We have all heard, “Do as I say, not as I do.” I don’t believe that is a solid position because people make observations and then react to the experience. When I miscued in school, I would attempt to justify or explain how and why I did what I did. Unimpressed with my fabricated explanations, my mother would reply, “What you do speaks so loudly, I can’t hear what you are saying.” Translated: nice try, but I’m not buying the story. Those words generally came before the October parent visit to my school.

Ed Saxton
Ed Saxton

With the first month of school behind us, we are about to enter the parent communication conference season. This activity has evolved over the years and is considerably different in 2013. Many parents are checking progress electronically and are very in-tune with student progress. Scores posted, results available and achievement communicated are all components of the educational journey.

With that said, collaboration and face-to-face communication is still preferred by many.

A compelling reason to attend these periodic person-to-person information sessions is multi-layered. First, it is an excellent time to collectively get on the same page (no pun intended) with all the professionals who are helping educate your students. It may be an educational assistant, classroom teacher, specialist, principal, or additional staff serving the needs of each learner.

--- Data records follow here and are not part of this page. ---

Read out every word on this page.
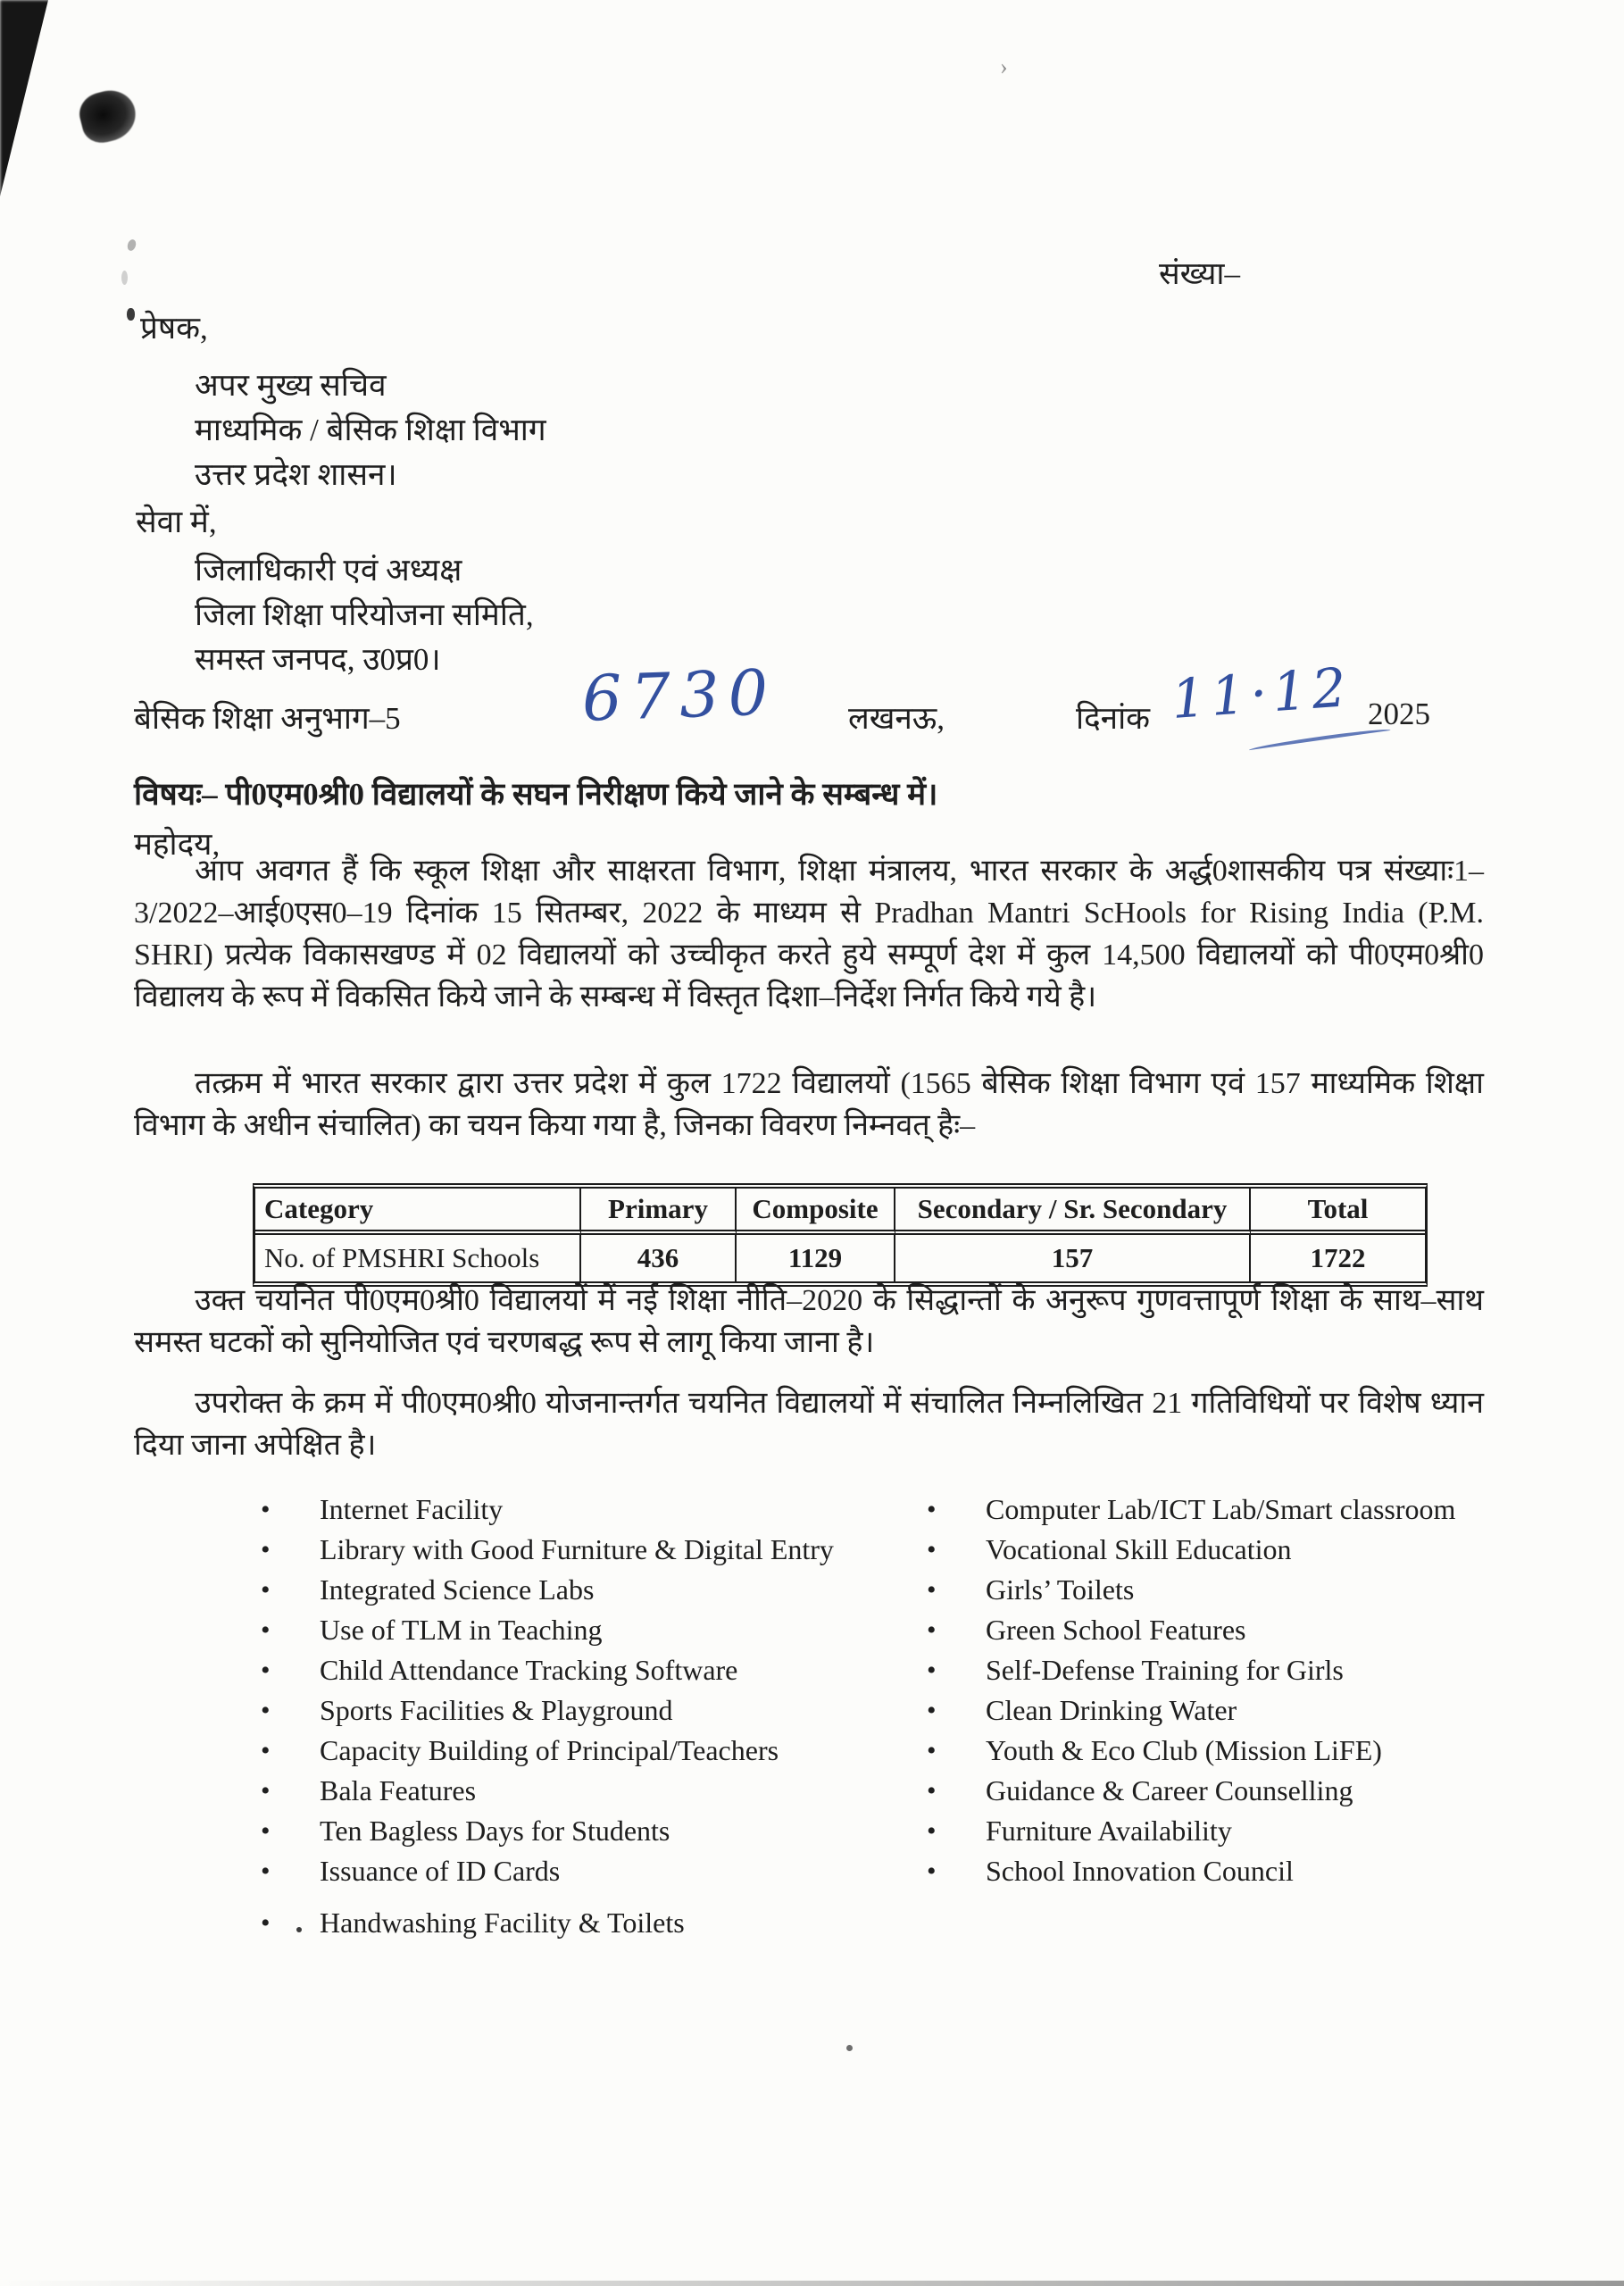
›
संख्या–
प्रेषक,
अपर मुख्य सचिव
माध्यमिक / बेसिक शिक्षा विभाग
उत्तर प्रदेश शासन।
सेवा में,
जिलाधिकारी एवं अध्यक्ष
जिला शिक्षा परियोजना समिति,
समस्त जनपद, उ0प्र0।
बेसिक शिक्षा अनुभाग–5	6730 लखनऊ,	दिनांक 11·12 2025
विषयः– पी0एम0श्री0 विद्यालयों के सघन निरीक्षण किये जाने के सम्बन्ध में।
महोदय,

आप अवगत हैं कि स्कूल शिक्षा और साक्षरता विभाग, शिक्षा मंत्रालय, भारत सरकार के अर्द्ध0शासकीय पत्र संख्याः1–3/2022–आई0एस0–19 दिनांक 15 सितम्बर, 2022 के माध्यम से Pradhan Mantri ScHools for Rising India (P.M. SHRI) प्रत्येक विकासखण्ड में 02 विद्यालयों को उच्चीकृत करते हुये सम्पूर्ण देश में कुल 14,500 विद्यालयों को पी0एम0श्री0 विद्यालय के रूप में विकसित किये जाने के सम्बन्ध में विस्तृत दिशा–निर्देश निर्गत किये गये है।

तत्क्रम में भारत सरकार द्वारा उत्तर प्रदेश में कुल 1722 विद्यालयों (1565 बेसिक शिक्षा विभाग एवं 157 माध्यमिक शिक्षा विभाग के अधीन संचालित) का चयन किया गया है, जिनका विवरण निम्नवत् हैः–

Category	Primary	Composite	Secondary / Sr. Secondary	Total
No. of PMSHRI Schools	436	1129	157	1722

उक्त चयनित पी0एम0श्री0 विद्यालयों में नई शिक्षा नीति–2020 के सिद्धान्तों के अनुरूप गुणवत्तापूर्ण शिक्षा के साथ–साथ समस्त घटकों को सुनियोजित एवं चरणबद्ध रूप से लागू किया जाना है।

उपरोक्त के क्रम में पी0एम0श्री0 योजनान्तर्गत चयनित विद्यालयों में संचालित निम्नलिखित 21 गतिविधियों पर विशेष ध्यान दिया जाना अपेक्षित है।

• Internet Facility
• Library with Good Furniture & Digital Entry
• Integrated Science Labs
• Use of TLM in Teaching
• Child Attendance Tracking Software
• Sports Facilities & Playground
• Capacity Building of Principal/Teachers
• Bala Features
• Ten Bagless Days for Students
• Issuance of ID Cards
• Handwashing Facility & Toilets
• Computer Lab/ICT Lab/Smart classroom
• Vocational Skill Education
• Girls’ Toilets
• Green School Features
• Self-Defense Training for Girls
• Clean Drinking Water
• Youth & Eco Club (Mission LiFE)
• Guidance & Career Counselling
• Furniture Availability
• School Innovation Council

Second, as a concerned adult, you are modeling excellent behavior for the progressing learner. It illustrates a willingness to monitor knowledge acquisition and ask questions. “This sounds like it will work well,” or “I’m interested in motivating at home. Thanks for the tip.” As adults, we are demonstrating the ability to work together even when we are in different physical locations.

Third, it allows us all to share in the ever-evolving technology expansion in a learning setting. A school visit today may bring you in contact with an interactive SMART board, one of the many iPads that are deployed districtwide, or even 3-D education. Instructors in all of our buildings are striving to integrate instruction through technology. This is not the setting it was even seven years ago.

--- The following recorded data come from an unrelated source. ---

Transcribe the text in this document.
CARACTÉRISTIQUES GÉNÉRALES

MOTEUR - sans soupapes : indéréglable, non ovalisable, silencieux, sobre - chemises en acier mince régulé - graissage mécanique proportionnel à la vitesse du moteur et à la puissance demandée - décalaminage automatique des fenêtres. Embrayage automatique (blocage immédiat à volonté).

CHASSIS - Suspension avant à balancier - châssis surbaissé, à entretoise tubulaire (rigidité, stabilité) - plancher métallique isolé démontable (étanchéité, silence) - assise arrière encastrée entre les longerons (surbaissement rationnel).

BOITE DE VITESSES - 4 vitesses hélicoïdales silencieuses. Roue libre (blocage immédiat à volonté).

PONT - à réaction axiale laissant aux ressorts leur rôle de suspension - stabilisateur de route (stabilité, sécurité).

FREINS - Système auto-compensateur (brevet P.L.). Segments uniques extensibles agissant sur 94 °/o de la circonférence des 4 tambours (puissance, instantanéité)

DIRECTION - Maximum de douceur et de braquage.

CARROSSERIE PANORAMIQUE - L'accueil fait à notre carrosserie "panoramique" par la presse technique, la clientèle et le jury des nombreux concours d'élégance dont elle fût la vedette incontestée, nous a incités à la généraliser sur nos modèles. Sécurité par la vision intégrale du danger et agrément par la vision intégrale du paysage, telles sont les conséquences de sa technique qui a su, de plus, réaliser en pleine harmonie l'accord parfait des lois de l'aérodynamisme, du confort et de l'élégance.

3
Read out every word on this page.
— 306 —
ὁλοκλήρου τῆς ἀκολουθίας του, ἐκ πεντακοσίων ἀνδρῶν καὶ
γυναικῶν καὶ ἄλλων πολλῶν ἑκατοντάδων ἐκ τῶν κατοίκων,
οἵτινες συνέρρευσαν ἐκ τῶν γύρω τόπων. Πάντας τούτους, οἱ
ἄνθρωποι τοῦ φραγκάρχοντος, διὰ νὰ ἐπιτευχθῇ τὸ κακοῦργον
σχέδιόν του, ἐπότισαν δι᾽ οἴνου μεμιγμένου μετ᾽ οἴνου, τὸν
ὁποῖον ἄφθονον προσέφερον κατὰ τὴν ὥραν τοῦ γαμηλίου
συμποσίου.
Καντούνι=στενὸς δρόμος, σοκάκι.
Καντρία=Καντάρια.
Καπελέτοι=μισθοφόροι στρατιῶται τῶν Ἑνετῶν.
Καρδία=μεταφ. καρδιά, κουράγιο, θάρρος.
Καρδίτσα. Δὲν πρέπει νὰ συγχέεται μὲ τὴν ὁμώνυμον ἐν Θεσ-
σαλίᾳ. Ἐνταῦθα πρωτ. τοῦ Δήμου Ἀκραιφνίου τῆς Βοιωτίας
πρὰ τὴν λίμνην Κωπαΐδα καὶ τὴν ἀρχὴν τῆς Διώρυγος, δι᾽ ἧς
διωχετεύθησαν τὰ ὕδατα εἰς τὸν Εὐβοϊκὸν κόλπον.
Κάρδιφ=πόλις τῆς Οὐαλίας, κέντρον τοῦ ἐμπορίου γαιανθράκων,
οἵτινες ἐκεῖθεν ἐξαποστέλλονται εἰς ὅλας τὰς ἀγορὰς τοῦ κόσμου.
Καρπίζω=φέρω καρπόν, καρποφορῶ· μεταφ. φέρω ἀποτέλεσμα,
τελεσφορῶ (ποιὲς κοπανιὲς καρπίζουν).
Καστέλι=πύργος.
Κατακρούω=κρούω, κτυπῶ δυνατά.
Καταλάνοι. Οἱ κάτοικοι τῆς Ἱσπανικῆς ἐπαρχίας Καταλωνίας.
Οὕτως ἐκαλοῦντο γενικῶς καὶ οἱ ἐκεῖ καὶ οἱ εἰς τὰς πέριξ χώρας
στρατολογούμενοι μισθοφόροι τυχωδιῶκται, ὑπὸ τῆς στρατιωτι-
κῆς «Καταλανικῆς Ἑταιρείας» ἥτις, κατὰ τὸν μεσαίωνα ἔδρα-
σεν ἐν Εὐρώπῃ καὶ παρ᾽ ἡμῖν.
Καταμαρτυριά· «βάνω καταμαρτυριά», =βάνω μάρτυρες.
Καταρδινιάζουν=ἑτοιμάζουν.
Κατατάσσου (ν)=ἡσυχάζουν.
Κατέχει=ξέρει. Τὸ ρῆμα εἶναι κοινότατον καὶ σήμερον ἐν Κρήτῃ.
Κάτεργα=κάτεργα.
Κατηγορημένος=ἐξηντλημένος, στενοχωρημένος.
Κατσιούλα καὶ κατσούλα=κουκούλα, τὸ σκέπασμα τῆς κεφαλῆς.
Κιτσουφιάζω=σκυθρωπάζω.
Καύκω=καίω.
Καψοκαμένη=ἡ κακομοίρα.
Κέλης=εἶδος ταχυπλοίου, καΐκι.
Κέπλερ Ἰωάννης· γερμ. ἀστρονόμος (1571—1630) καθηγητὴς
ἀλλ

Educators today have many tools from which to choose. It is available and your support is critical to our implementation and instruction. Thanks for attending.

Keeping those three steps in mind, please feel free to discus more communication strategies with our staff. We are transitioning into an anywhere, anytime model. This new educational experience is supported and enhanced by building digital bridges to parent work places, homes and sometimes to mobile devices. Select the tools that work best for you and your students. Digital doors are being invented faster than we can open them. True enough.

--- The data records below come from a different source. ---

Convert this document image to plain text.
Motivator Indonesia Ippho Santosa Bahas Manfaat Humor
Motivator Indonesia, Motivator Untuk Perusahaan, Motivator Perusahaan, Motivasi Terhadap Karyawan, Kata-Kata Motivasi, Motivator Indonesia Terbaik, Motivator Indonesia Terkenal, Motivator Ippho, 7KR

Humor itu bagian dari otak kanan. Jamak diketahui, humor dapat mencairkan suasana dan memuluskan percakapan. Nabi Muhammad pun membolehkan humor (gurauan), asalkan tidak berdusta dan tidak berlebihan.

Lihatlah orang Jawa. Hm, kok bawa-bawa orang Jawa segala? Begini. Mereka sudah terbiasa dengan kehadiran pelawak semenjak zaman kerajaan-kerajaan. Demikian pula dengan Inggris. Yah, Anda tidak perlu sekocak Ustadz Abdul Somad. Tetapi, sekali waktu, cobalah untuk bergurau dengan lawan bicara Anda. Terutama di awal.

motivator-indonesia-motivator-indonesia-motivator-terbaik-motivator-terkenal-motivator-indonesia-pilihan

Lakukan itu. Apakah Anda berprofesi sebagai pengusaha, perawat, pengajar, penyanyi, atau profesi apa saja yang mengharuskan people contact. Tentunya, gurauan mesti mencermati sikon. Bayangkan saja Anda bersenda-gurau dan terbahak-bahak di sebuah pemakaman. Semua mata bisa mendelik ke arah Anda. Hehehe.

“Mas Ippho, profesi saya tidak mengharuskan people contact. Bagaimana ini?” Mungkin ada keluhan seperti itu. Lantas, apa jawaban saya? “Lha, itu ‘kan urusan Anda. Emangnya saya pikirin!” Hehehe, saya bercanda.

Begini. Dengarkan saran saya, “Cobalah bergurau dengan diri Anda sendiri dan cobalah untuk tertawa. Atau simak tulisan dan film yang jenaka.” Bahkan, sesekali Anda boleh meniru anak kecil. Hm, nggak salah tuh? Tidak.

If my mother were here to weigh in on the topic, she most likely would have marveled at the extremely rapid pace of technology and communication advancement. After making that observation, she may well have said, “OK. All that sounds great; now let’s get in the car and go to conferences.” She would have been right. In October, please join us in the schools to discuss the progress made and the direction our students are headed. See you soon.

Ed Saxton is the superintendent of the St. Francis Independent School District 15.